When work on skyscrapers stops, the entrails of these vast edifices are exposed to the gaze, and somehow seem frighteningly fragile to support the immense weight of what they are supposed to eventually contain. One never takes the lift in such a building with quite the same insouciance as one did before. The marble, the steel, the glass of many colours with which the buildings will be covered seem but a veneer to conceal a deep inner shoddiness of rough concrete, cement and breezeblock. The veneer of civilization that covers man's eternal savagery seems several layers thick by comparison.
Will the sand reclaim Dubai as the jungle once reclaimed Angkor Wat? Despite a fall in property prices of more than 50 per cent within a week or two, the official line is that the "fundamentals" of Dubai's economy are strong and recovery will be swift. But what are the fundamentals of an economy built on confidence, celebrity, spectacle, dream, fantasy, illusion and debt, to say nothing of an infinite supply of cheap labour from India, Pakistan and the Philippines? The latter, at least, seems secure for the foreseeable future.
Driving around Dubai, one wonders how anyone could have failed to see the crash coming. Scores of completed buildings, offices and apartment blocks alike, stood empty. It is not that their occupants had gone, driven out by the crisis: They were never occupied in the first place. No man with eyes in his head and one or two very simple economic principles in his mind could have supposed that the only way for property prices in Dubai to go was up. Debt and investment are by no means always symbiotic.
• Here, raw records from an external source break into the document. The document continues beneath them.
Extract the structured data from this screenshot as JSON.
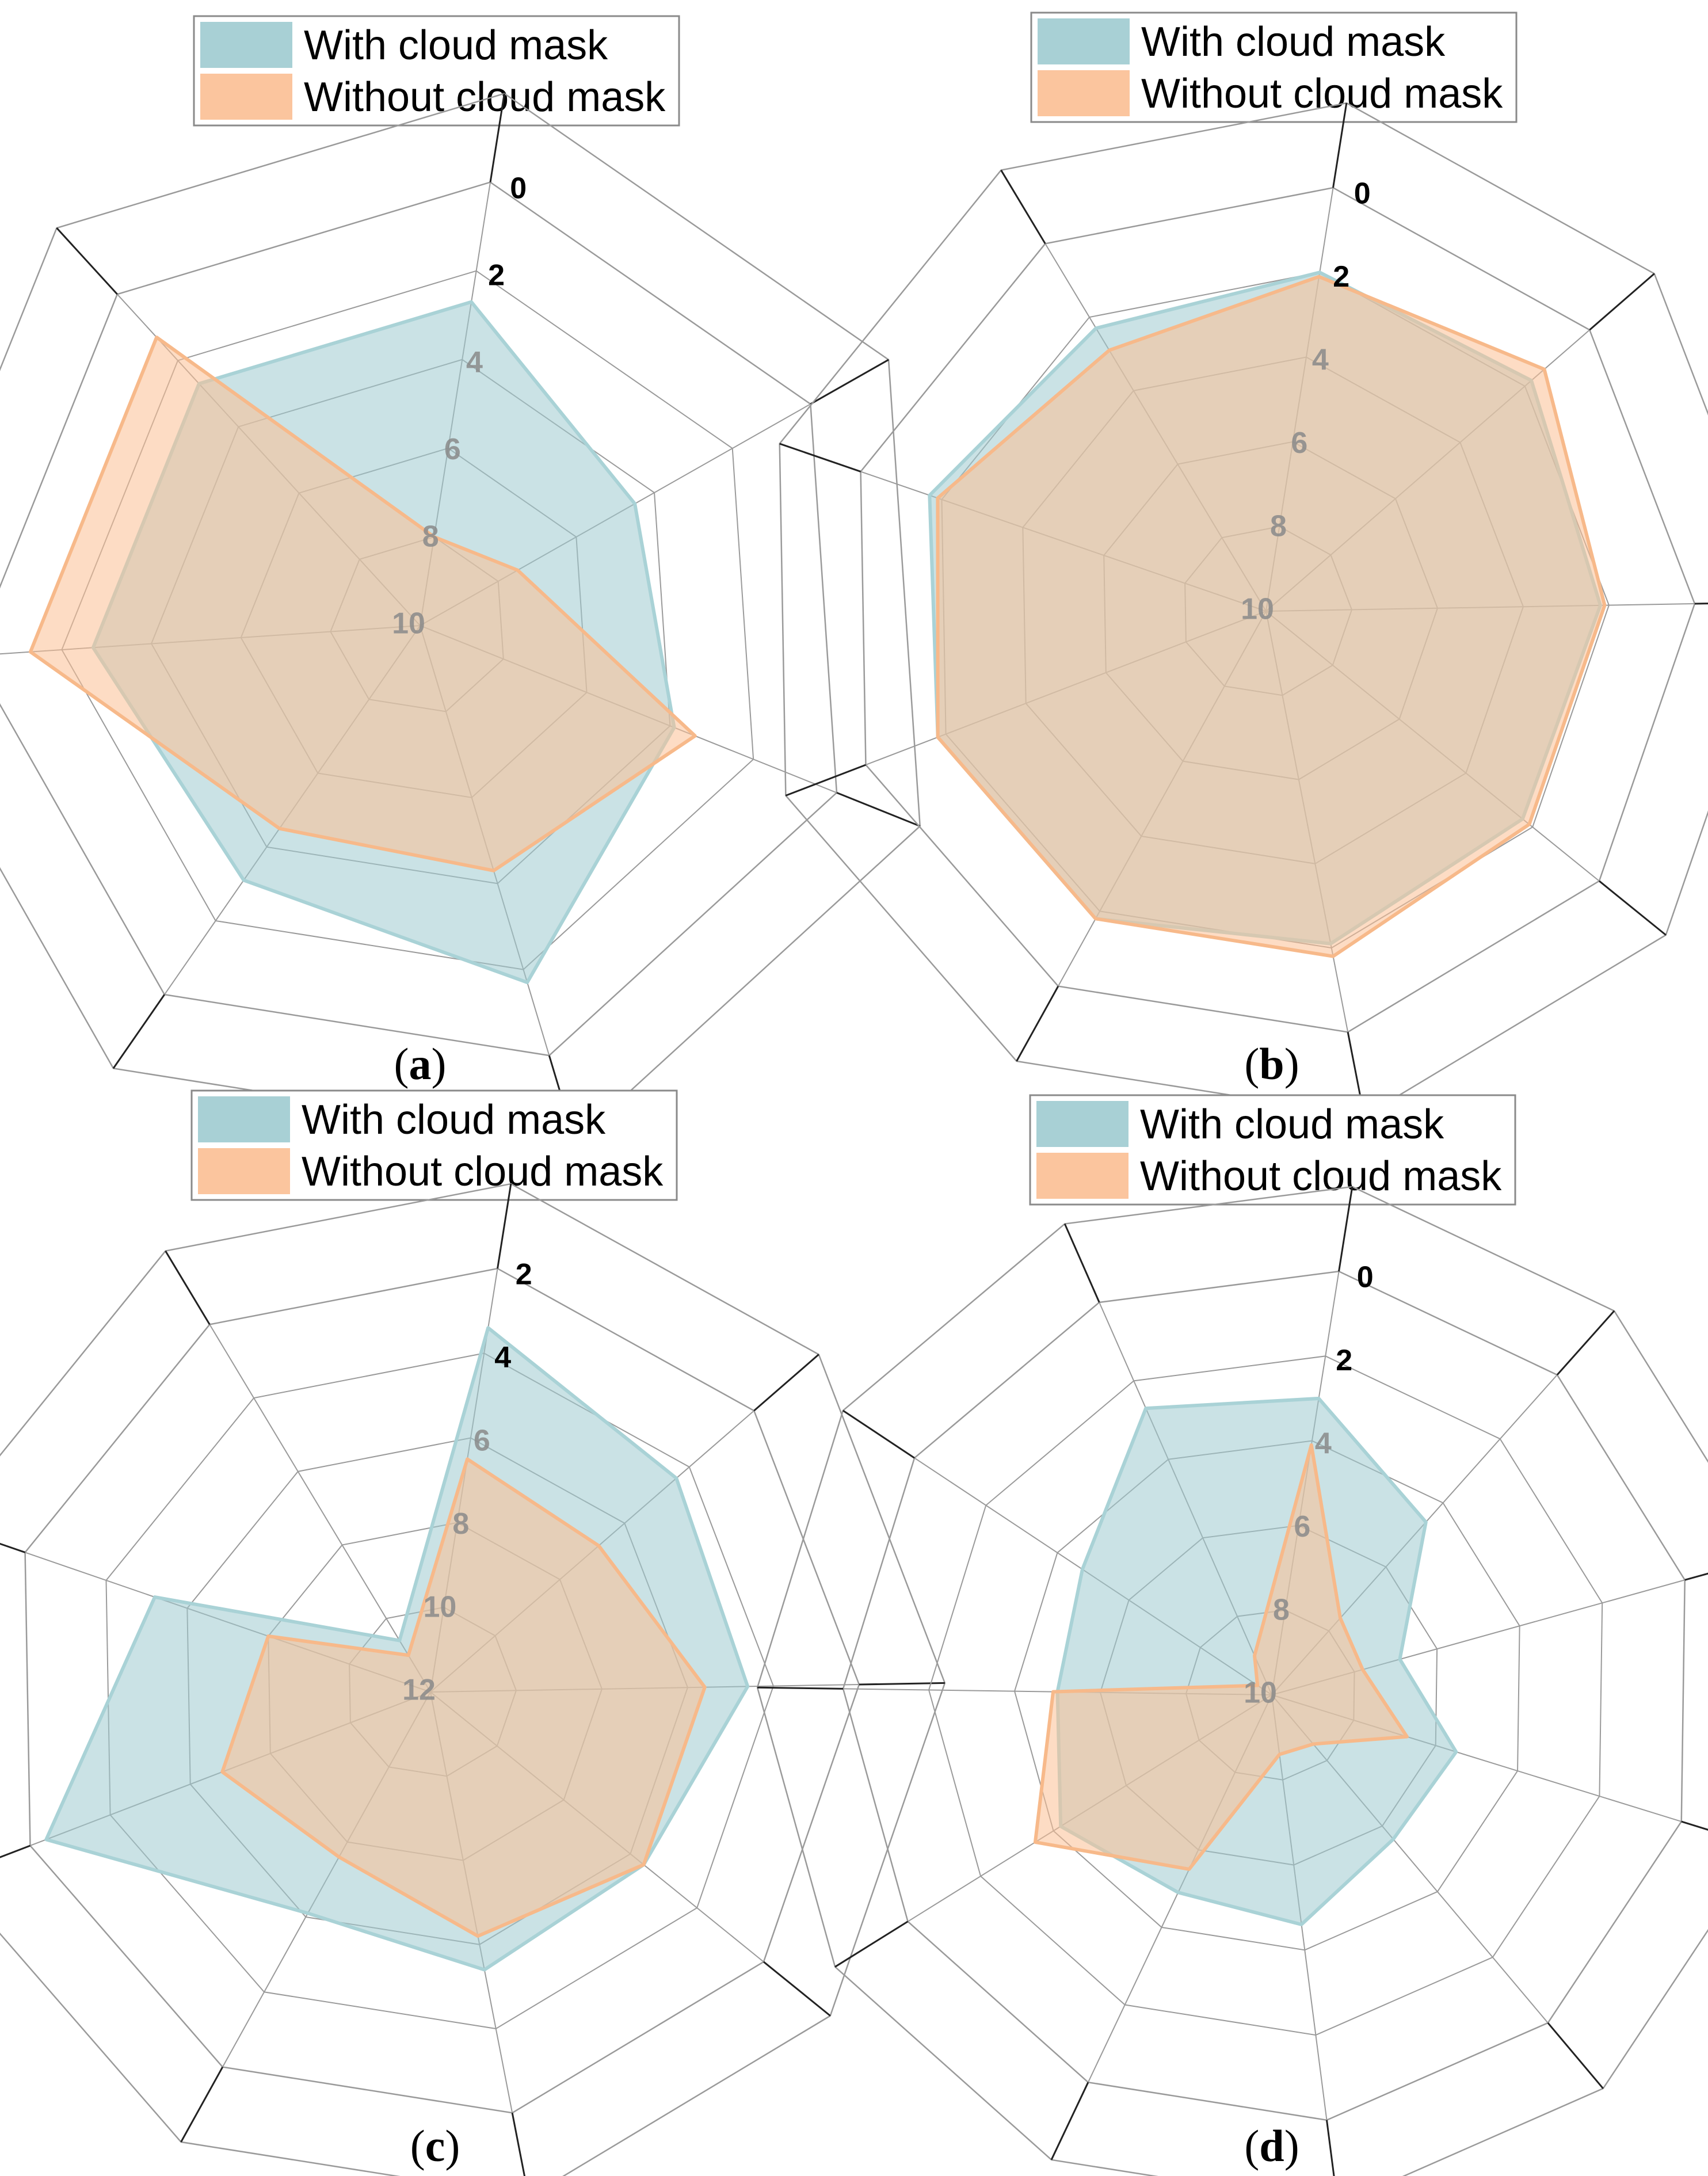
{
  "legend": {
    "with_label": "With cloud mask",
    "without_label": "Without cloud mask"
  },
  "colors": {
    "with_fill": "#9ecbd0",
    "with_stroke": "#a9d2d6",
    "without_fill": "#fbbf93",
    "without_stroke": "#f7b98a",
    "spoke_dark": "#222222",
    "grid_light": "#9a9a9a",
    "tick_outer": "#000000",
    "tick_inner": "#8a8a8a"
  },
  "chart_data": [
    {
      "type": "radar",
      "panel": "a",
      "caption": "(a)",
      "caption_letter": "a",
      "n_axes": 7,
      "start_angle_deg": 81,
      "rmin": 0,
      "rmax": 10,
      "inverted": true,
      "tick_labels": [
        "0",
        "2",
        "4",
        "6",
        "8",
        "10"
      ],
      "tick_values": [
        0,
        2,
        4,
        6,
        8,
        10
      ],
      "series": [
        {
          "name": "With cloud mask",
          "values": [
            2.7,
            4.5,
            3.9,
            1.7,
            3.1,
            2.7,
            2.7
          ]
        },
        {
          "name": "Without cloud mask",
          "values": [
            8.0,
            7.5,
            3.4,
            4.3,
            4.5,
            1.3,
            1.3
          ]
        }
      ]
    },
    {
      "type": "radar",
      "panel": "b",
      "caption": "(b)",
      "caption_letter": "b",
      "n_axes": 9,
      "start_angle_deg": 81,
      "rmin": 0,
      "rmax": 10,
      "inverted": true,
      "tick_labels": [
        "0",
        "2",
        "4",
        "6",
        "8",
        "10"
      ],
      "tick_values": [
        0,
        2,
        4,
        6,
        8,
        10
      ],
      "series": [
        {
          "name": "With cloud mask",
          "values": [
            2.0,
            1.8,
            2.2,
            2.3,
            2.1,
            1.8,
            1.8,
            1.7,
            2.3
          ]
        },
        {
          "name": "Without cloud mask",
          "values": [
            2.1,
            1.4,
            2.1,
            2.1,
            1.8,
            1.8,
            1.8,
            1.9,
            2.9
          ]
        }
      ]
    },
    {
      "type": "radar",
      "panel": "c",
      "caption": "(c)",
      "caption_letter": "c",
      "n_axes": 9,
      "start_angle_deg": 81,
      "rmin": 2,
      "rmax": 12,
      "inverted": true,
      "tick_labels": [
        "2",
        "4",
        "6",
        "8",
        "10",
        "12"
      ],
      "tick_values": [
        2,
        4,
        6,
        8,
        10,
        12
      ],
      "series": [
        {
          "name": "With cloud mask",
          "values": [
            3.4,
            4.4,
            4.6,
            5.6,
            5.4,
            6.1,
            2.4,
            5.2,
            10.6
          ]
        },
        {
          "name": "Without cloud mask",
          "values": [
            6.5,
            6.8,
            5.6,
            5.6,
            6.2,
            7.6,
            6.8,
            8.0,
            11.0
          ]
        }
      ]
    },
    {
      "type": "radar",
      "panel": "d",
      "caption": "(d)",
      "caption_letter": "d",
      "n_axes": 11,
      "start_angle_deg": 81,
      "rmin": 0,
      "rmax": 10,
      "inverted": true,
      "tick_labels": [
        "0",
        "2",
        "4",
        "6",
        "8",
        "10"
      ],
      "tick_values": [
        0,
        2,
        4,
        6,
        8,
        10
      ],
      "series": [
        {
          "name": "With cloud mask",
          "values": [
            3.0,
            4.6,
            6.9,
            5.5,
            5.6,
            4.6,
            4.9,
            4.2,
            5.0,
            4.7,
            2.7
          ]
        },
        {
          "name": "Without cloud mask",
          "values": [
            4.1,
            7.6,
            7.8,
            6.7,
            8.5,
            8.6,
            5.5,
            3.5,
            4.9,
            9.6,
            9.0
          ]
        }
      ]
    }
  ]
}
Even as a shopping destination - Fly, Buy, Dubai was long the city-state's national slogan, its equivalent of Liberté, égalité, fraternité - Dubai has fewer and fewer attractions. One of the problems with free trade is an increasing equalization of prices, of goods if not of labour, throughout the world; the shoddy and trivial glamour of designer labels can be had for the same price everywhere.
Why, then, go to Dubai? To an astonishing extent, the city is dependent on the excellence of its airline, Emirates. No one who had the choice would fly anything else; all North American and European airlines, by comparison, are wretched. And the airline is very profitable, if official figures are to be believed. (Some claim the profits are subsidized by preferential landing fees at Dubai, though this is also denied.) At the very least, the airline poses an interesting challenge to those who say that, under any circumstances, a state-owned company cannot be efficiently run or provide good service.
Will this be enough to extract Dubai from the mire, or rather from the dune? A former Australian prime minister, Paul Keating, once said of the leader of the opposition that "a soufflé cannot rise twice." Can fantasy and illusion return after a cold shower of double-entry bookkeeping, or are they like the blush of a grape, once gone never to be restored?
Illusion is part of human history, one might almost say human destiny. One bubble is always replaced by another - my bet is on alternative energy stocks. But lightning seldom strikes twice in the same place, and bubbles aren't usually reinflatable once they've burst.
On the other hand, Dubai is so fantastical, so utterly and genuinely ersatz, that, like Las Vegas, it adds to the gaiety of the globe. I hope it survives, so I can continue to stop off there on my way to the Far East and dine in underwater restaurants amid the sharks and the groupers.
British writer and retired physician Theodore Dalrymple is the author of Our Culture, What's Left of It: The Mandarins and the Masses.